In the primary school, KSl (ages 5 to 7) and KS2 (ages 7 to 11) the focus is on learning good fundamental mathematics and English language skills. Science, technology, humanities and art are covered as multidisciplinary topics and through projects. Within primary school, students may choose to sit two national exams called SATS in Year 2 and Year 6.

The curriculum in KS3 lower secondary (ages 11 to 14) is more subject-based and aims at building the students' ability to work independently and to think critically. At this stage, the emphasis is on exposing them to opportunities in a wide range of subjects so that they can start thinking about where their academic interests lie.

Upper secondary students in KS4 work towards their GCSE examinations (ages 14 to 16) and A Level exams or IB diploma (ages 16 to 18). At GCSE, students study English, Maths, Science plus an additional four or five subjects from a selection. At A Level, students specialise further and choose three or four subjects from a range of options which they study in depth to a high level in preparation for university.

 

What is the aim of the curriculum?

The British Curriculum’s syllabus is child centred and personalised.
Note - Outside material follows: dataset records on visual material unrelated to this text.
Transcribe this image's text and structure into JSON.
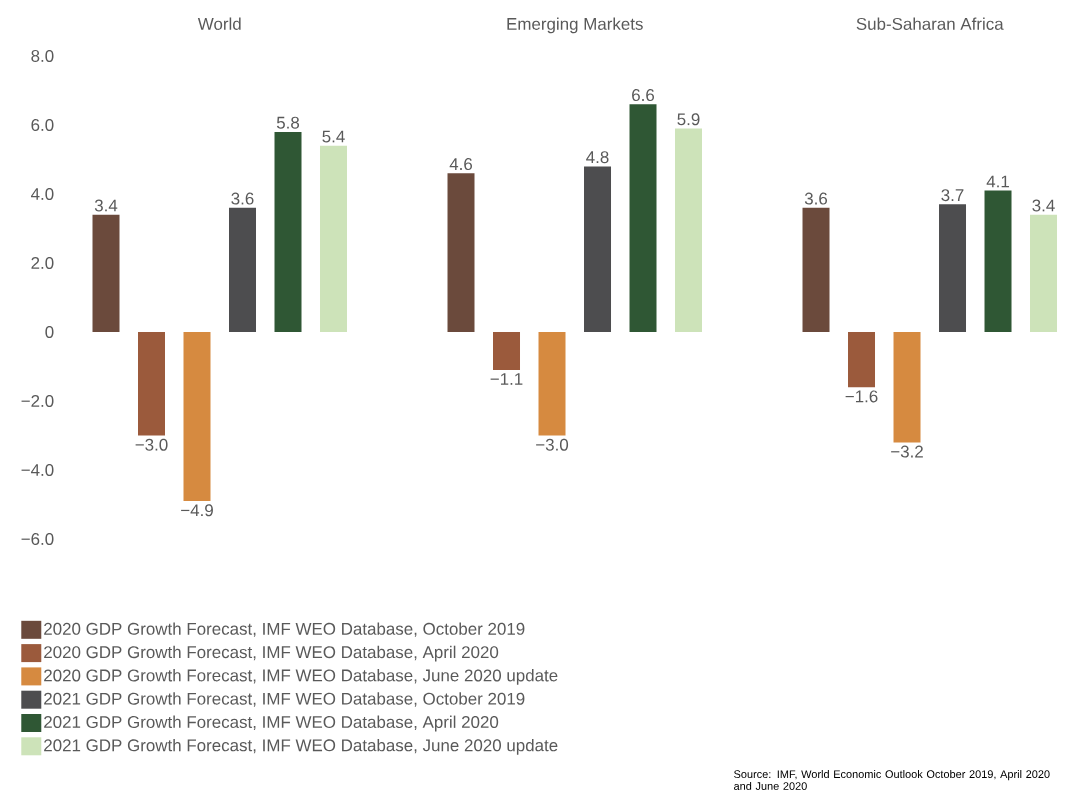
{
  "chart_data": {
    "type": "bar",
    "categories": [
      "World",
      "Emerging Markets",
      "Sub-Saharan Africa"
    ],
    "series": [
      {
        "name": "2020 GDP Growth Forecast, IMF WEO Database, October 2019",
        "color": "#6b4a3c",
        "values": [
          3.4,
          4.6,
          3.6
        ],
        "value_labels": [
          "3.4",
          "4.6",
          "3.6"
        ]
      },
      {
        "name": "2020 GDP Growth Forecast, IMF WEO Database, April 2020",
        "color": "#9b5a3c",
        "values": [
          -3.0,
          -1.1,
          -1.6
        ],
        "value_labels": [
          "−3.0",
          "−1.1",
          "−1.6"
        ]
      },
      {
        "name": "2020 GDP Growth Forecast, IMF WEO Database, June 2020 update",
        "color": "#d68a40",
        "values": [
          -4.9,
          -3.0,
          -3.2
        ],
        "value_labels": [
          "−4.9",
          "−3.0",
          "−3.2"
        ]
      },
      {
        "name": "2021 GDP Growth Forecast, IMF WEO Database, October 2019",
        "color": "#4d4d4f",
        "values": [
          3.6,
          4.8,
          3.7
        ],
        "value_labels": [
          "3.6",
          "4.8",
          "3.7"
        ]
      },
      {
        "name": "2021 GDP Growth Forecast, IMF WEO Database, April 2020",
        "color": "#2f5734",
        "values": [
          5.8,
          6.6,
          4.1
        ],
        "value_labels": [
          "5.8",
          "6.6",
          "4.1"
        ]
      },
      {
        "name": "2021 GDP Growth Forecast, IMF WEO Database, June 2020 update",
        "color": "#cde3b9",
        "values": [
          5.4,
          5.9,
          3.4
        ],
        "value_labels": [
          "5.4",
          "5.9",
          "3.4"
        ]
      }
    ],
    "ylim": [
      -6,
      8
    ],
    "yticks": [
      {
        "value": 8,
        "label": "8.0"
      },
      {
        "value": 6,
        "label": "6.0"
      },
      {
        "value": 4,
        "label": "4.0"
      },
      {
        "value": 2,
        "label": "2.0"
      },
      0,
      {
        "value": -2,
        "label": "−2.0"
      },
      {
        "value": -4,
        "label": "−4.0"
      },
      {
        "value": -6,
        "label": "−6.0"
      }
    ],
    "legend": "bottom left",
    "grid": false,
    "annotations": [
      "Source: IMF, World Economic Outlook October 2019, April 2020 and June 2020"
    ]
  }
}
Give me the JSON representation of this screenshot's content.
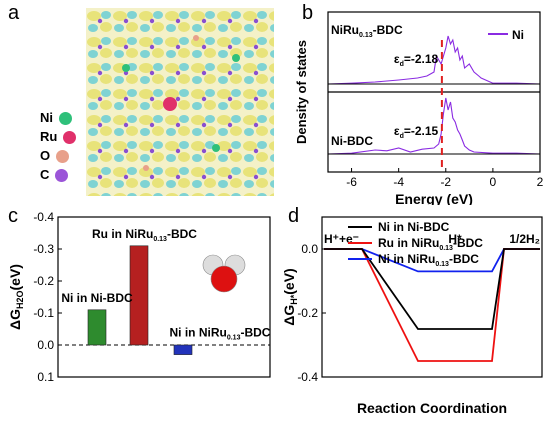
{
  "panels": [
    "a",
    "b",
    "c",
    "d"
  ],
  "legend_a": [
    {
      "label": "Ni",
      "color": "#2ec07a"
    },
    {
      "label": "Ru",
      "color": "#e0306a"
    },
    {
      "label": "O",
      "color": "#e8a08a"
    },
    {
      "label": "C",
      "color": "#9b55d8"
    }
  ],
  "chart_data": [
    {
      "panel": "b",
      "type": "line",
      "xlabel": "Energy (eV)",
      "ylabel": "Density of states",
      "xlim": [
        -7,
        2
      ],
      "xticks": [
        -6,
        -4,
        -2,
        0,
        2
      ],
      "legend": "Ni",
      "series": [
        {
          "name": "NiRu0.13-BDC",
          "label": "NiRu",
          "sub": "0.13",
          "tail": "-BDC",
          "epsilon_label": "ε",
          "epsilon_sub": "d",
          "epsilon_value": "=-2.18",
          "d_band_center": -2.18
        },
        {
          "name": "Ni-BDC",
          "label": "Ni-BDC",
          "epsilon_label": "ε",
          "epsilon_sub": "d",
          "epsilon_value": "=-2.15",
          "d_band_center": -2.15
        }
      ],
      "dos_top": [
        [
          -6.0,
          0.02
        ],
        [
          -5.0,
          0.05
        ],
        [
          -4.0,
          0.1
        ],
        [
          -3.2,
          0.15
        ],
        [
          -2.8,
          0.2
        ],
        [
          -2.5,
          0.3
        ],
        [
          -2.4,
          0.7
        ],
        [
          -2.2,
          0.5
        ],
        [
          -2.0,
          0.9
        ],
        [
          -1.9,
          1.2
        ],
        [
          -1.8,
          1.0
        ],
        [
          -1.7,
          1.1
        ],
        [
          -1.6,
          0.8
        ],
        [
          -1.5,
          0.9
        ],
        [
          -1.4,
          0.6
        ],
        [
          -1.3,
          0.7
        ],
        [
          -1.2,
          0.4
        ],
        [
          -1.0,
          0.5
        ],
        [
          -0.8,
          0.3
        ],
        [
          -0.6,
          0.2
        ],
        [
          -0.5,
          0.15
        ],
        [
          0.0,
          0.02
        ],
        [
          1.0,
          0.02
        ]
      ],
      "dos_bottom": [
        [
          -6.0,
          0.02
        ],
        [
          -5.0,
          0.1
        ],
        [
          -4.5,
          0.08
        ],
        [
          -4.0,
          0.15
        ],
        [
          -3.5,
          0.05
        ],
        [
          -3.0,
          0.12
        ],
        [
          -2.5,
          0.15
        ],
        [
          -2.3,
          0.25
        ],
        [
          -2.2,
          0.5
        ],
        [
          -2.1,
          1.0
        ],
        [
          -2.0,
          1.4
        ],
        [
          -1.9,
          1.1
        ],
        [
          -1.8,
          1.3
        ],
        [
          -1.7,
          0.9
        ],
        [
          -1.6,
          0.8
        ],
        [
          -1.5,
          0.6
        ],
        [
          -1.4,
          0.5
        ],
        [
          -1.3,
          0.35
        ],
        [
          -1.2,
          0.2
        ],
        [
          -1.0,
          0.1
        ],
        [
          -0.8,
          0.05
        ],
        [
          0.0,
          0.02
        ],
        [
          1.0,
          0.02
        ]
      ]
    },
    {
      "panel": "c",
      "type": "bar",
      "ylabel_main": "ΔG",
      "ylabel_sub": "H2O",
      "ylabel_tail": "(eV)",
      "ylim": [
        0.1,
        -0.4
      ],
      "yticks": [
        -0.4,
        -0.3,
        -0.2,
        -0.1,
        0.0,
        0.1
      ],
      "ytick_labels": [
        "-0.4",
        "-0.3",
        "-0.2",
        "-0.1",
        "0.0",
        "0.1"
      ],
      "categories": [
        "Ni in Ni-BDC",
        "Ru in NiRu0.13-BDC",
        "Ni in NiRu0.13-BDC"
      ],
      "values": [
        -0.11,
        -0.31,
        0.03
      ],
      "colors": [
        "#2e8b2e",
        "#b52020",
        "#2233bb"
      ],
      "label_parts": [
        {
          "a": "Ni in Ni-BDC",
          "sub": "",
          "b": ""
        },
        {
          "a": "Ru in NiRu",
          "sub": "0.13",
          "b": "-BDC"
        },
        {
          "a": "Ni in NiRu",
          "sub": "0.13",
          "b": "-BDC"
        }
      ]
    },
    {
      "panel": "d",
      "type": "line",
      "xlabel": "Reaction Coordination",
      "ylabel_main": "ΔG",
      "ylabel_sub": "H*",
      "ylabel_tail": "(eV)",
      "ylim": [
        -0.4,
        0.1
      ],
      "yticks": [
        0.0,
        -0.2,
        -0.4
      ],
      "ytick_labels": [
        "0.0",
        "-0.2",
        "-0.4"
      ],
      "states": [
        "H⁺+e⁻",
        "H*",
        "1/2H₂"
      ],
      "series": [
        {
          "name": "Ni in Ni-BDC",
          "color": "#000000",
          "values": [
            0,
            -0.25,
            0
          ],
          "a": "Ni in Ni-BDC",
          "sub": "",
          "b": ""
        },
        {
          "name": "Ru in NiRu0.13-BDC",
          "color": "#ee1111",
          "values": [
            0,
            -0.35,
            0
          ],
          "a": "Ru in NiRu",
          "sub": "0.13",
          "b": "-BDC"
        },
        {
          "name": "Ni in NiRu0.13-BDC",
          "color": "#1122ee",
          "values": [
            0,
            -0.07,
            0
          ],
          "a": "Ni in NiRu",
          "sub": "0.13",
          "b": "-BDC"
        }
      ]
    }
  ]
}
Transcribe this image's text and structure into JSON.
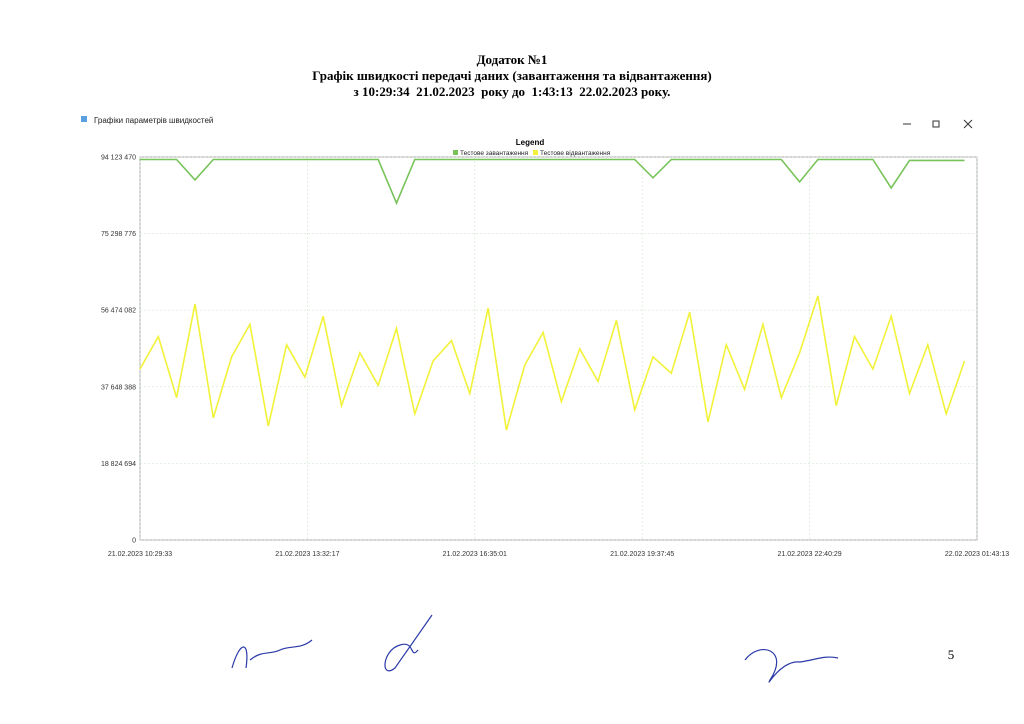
{
  "header": {
    "appendix": "Додаток №1",
    "title": "Графік швидкості передачі даних (завантаження та відвантаження)",
    "period": "з 10:29:34  21.02.2023  року до  1:43:13  22.02.2023 року."
  },
  "window_title": "Графіки параметрів швидкостей",
  "page_number": "5",
  "chart_data": {
    "type": "line",
    "legend_title": "Legend",
    "grid": true,
    "x": [
      "21.02.2023 10:29:33",
      "21.02.2023 10:49:33",
      "21.02.2023 11:09:33",
      "21.02.2023 11:29:33",
      "21.02.2023 11:49:33",
      "21.02.2023 12:09:33",
      "21.02.2023 12:29:33",
      "21.02.2023 12:49:33",
      "21.02.2023 13:09:33",
      "21.02.2023 13:29:33",
      "21.02.2023 13:49:33",
      "21.02.2023 14:09:33",
      "21.02.2023 14:29:33",
      "21.02.2023 14:49:33",
      "21.02.2023 15:09:33",
      "21.02.2023 15:29:33",
      "21.02.2023 15:49:33",
      "21.02.2023 16:09:33",
      "21.02.2023 16:29:33",
      "21.02.2023 16:49:33",
      "21.02.2023 17:09:33",
      "21.02.2023 17:29:33",
      "21.02.2023 17:49:33",
      "21.02.2023 18:09:33",
      "21.02.2023 18:29:33",
      "21.02.2023 18:49:33",
      "21.02.2023 19:09:33",
      "21.02.2023 19:29:33",
      "21.02.2023 19:49:33",
      "21.02.2023 20:09:33",
      "21.02.2023 20:29:33",
      "21.02.2023 20:49:33",
      "21.02.2023 21:09:33",
      "21.02.2023 21:29:33",
      "21.02.2023 21:49:33",
      "21.02.2023 22:09:33",
      "21.02.2023 22:29:33",
      "21.02.2023 22:49:33",
      "21.02.2023 23:09:33",
      "21.02.2023 23:29:33",
      "21.02.2023 23:49:33",
      "22.02.2023 00:09:33",
      "22.02.2023 00:29:33",
      "22.02.2023 00:49:33",
      "22.02.2023 01:09:33",
      "22.02.2023 01:29:33"
    ],
    "xlim": [
      "21.02.2023 10:29:33",
      "22.02.2023 01:43:13"
    ],
    "xticks": [
      "21.02.2023 10:29:33",
      "21.02.2023 13:32:17",
      "21.02.2023 16:35:01",
      "21.02.2023 19:37:45",
      "21.02.2023 22:40:29",
      "22.02.2023 01:43:13"
    ],
    "ylim": [
      0,
      94123470
    ],
    "yticks": [
      0,
      {
        "value": 18824694,
        "label": "18 824 694"
      },
      {
        "value": 37648388,
        "label": "37 648 388"
      },
      {
        "value": 56474082,
        "label": "56 474 082"
      },
      {
        "value": 75298776,
        "label": "75 298 776"
      },
      {
        "value": 94123470,
        "label": "94 123 470"
      }
    ],
    "series": [
      {
        "name": "Тестове завантаження",
        "color": "#77c35a",
        "values": [
          93500000,
          93500000,
          93500000,
          88500000,
          93500000,
          93500000,
          93500000,
          93500000,
          93500000,
          93500000,
          93500000,
          93500000,
          93500000,
          93500000,
          82800000,
          93500000,
          93500000,
          93500000,
          93500000,
          93500000,
          93500000,
          93500000,
          93500000,
          93500000,
          93500000,
          93500000,
          93500000,
          93500000,
          89000000,
          93500000,
          93500000,
          93500000,
          93500000,
          93500000,
          93500000,
          93500000,
          88000000,
          93500000,
          93500000,
          93500000,
          93500000,
          86500000,
          93300000,
          93300000,
          93300000,
          93300000
        ]
      },
      {
        "name": "Тестове відвантаження",
        "color": "#f2f23a",
        "values": [
          42000000,
          50000000,
          35000000,
          58000000,
          30000000,
          45000000,
          53000000,
          28000000,
          48000000,
          40000000,
          55000000,
          33000000,
          46000000,
          38000000,
          52000000,
          31000000,
          44000000,
          49000000,
          36000000,
          57000000,
          27000000,
          43000000,
          51000000,
          34000000,
          47000000,
          39000000,
          54000000,
          32000000,
          45000000,
          41000000,
          56000000,
          29000000,
          48000000,
          37000000,
          53000000,
          35000000,
          46000000,
          60000000,
          33000000,
          50000000,
          42000000,
          55000000,
          36000000,
          48000000,
          31000000,
          44000000
        ]
      }
    ]
  }
}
Teachers often plan lessons with differentiated outcomes, allowing for a range of achievements. This allows teachers to match each lesson as closely as possible to individual needs whilst providing enough range for pupils to reach their full academic potential. The emphasis is on learning to think critically and independently rather than simply learning facts. 

As the curriculum covers many subject areas, students are encouraged to focus on the subjects they are good at while receiving support in subjects they find difficult. They are also taught to not only memorise facts but to gain a deeper understanding of what they are learning.

 

How is the grading system and requirements for graduation?

Students who are taught the British Curriculum sit for the (I)GCSE examinations at the end of Key Stage 4 and A Levels at the end of Key Stage 5. This Key Stage is also referred to as Years 12 and 13 or the Sixth Form. Both (I)GCSE and A Levels are recognised worldwide and opens up many opportunities to students when it comes to higher education. In addition, these qualifications are highly regarded by universities and companies in the United Kingdom and the rest of the world. The Key Stages provide teachers a clear overview of a student’s academic progress and solutions to help students achieve their desired academic goals.

 

Benefits/Advantages of the British curriculum?

Although academics play a huge role in the British Curriculum, students have the chance to pursue their passions and interests in extracurricular activities. Activities such as team sports and performing arts are widely available in schools which provide the curriculum. The spirit of competition and camaraderie is also a strong feature of British boarding schools in the United Kingdom and their international branches. Students are also encouraged to develop skills in debating, discussing, questioning and problem-solving, which are important skills that will help greatly when they enter university and the workplace.